Actually, when you look at how a java mail system does determine the MIME type of an email, it does involve reading all bytes in it, and applying some "rules".
Check out MimeUtility.java
- If the primary type of this datasource is "text" and if all the bytes in its input stream are US-ASCII, then the encoding is "7bit".
- If more than half of the bytes are non-US-ASCII, then the encoding is "base64".
- If less than half of the bytes are non-US-ASCII, then the encoding is "quoted-printable".
- If the primary type of this datasource is not "text", then if all the bytes of its input stream are US-ASCII, the encoding is "7bit".
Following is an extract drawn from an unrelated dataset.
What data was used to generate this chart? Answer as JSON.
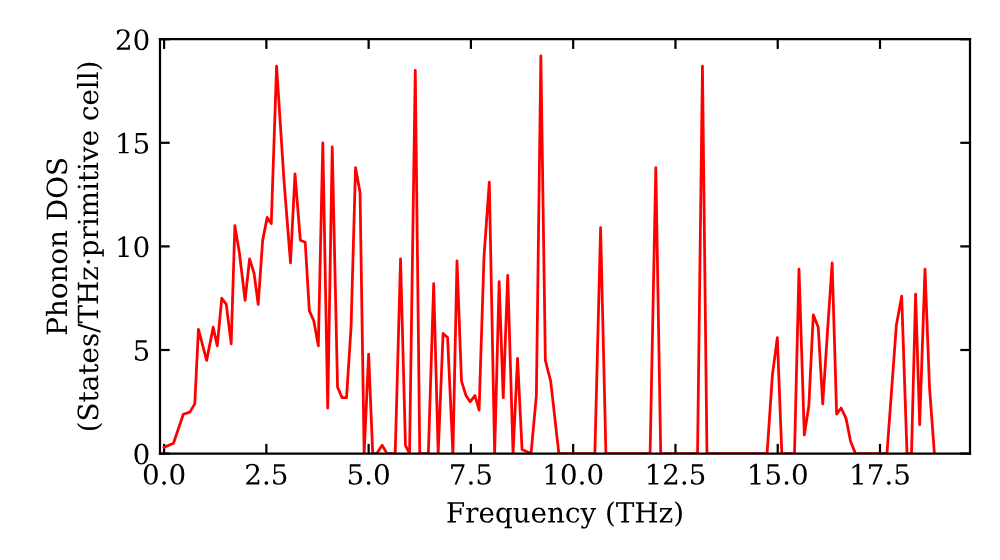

- If there is even one non-US-ASCII character, the encoding is "base64".
@return
"7bit", "quoted-printable" or "base64"
As mentioned by mmyers in a deleted comment, JavaMimeType is supposed to do the same thing, but:
- it is dead since 2006
- it does involve reading the all content!
:
File file = new File("/home/bibi/monfichieratester");
InputStream inputStream = new FileInputStream(file);
ByteArrayOutputStream byteArrayStream = new ByteArrayOutputStream();
int readByte;
while ((readByte = inputStream.read()) != -1) {
byteArrayStream.write(readByte);
}
String mimetype = "";
byte[] bytes = byteArrayStream.toByteArray();
MagicMatch m = Magic.getMagicMatch(bytes);
mimetype = m.getMimeType();
So... since you are reading the all content of the file anyway, you could take advantage of that to determine the type based on that content and your own rules.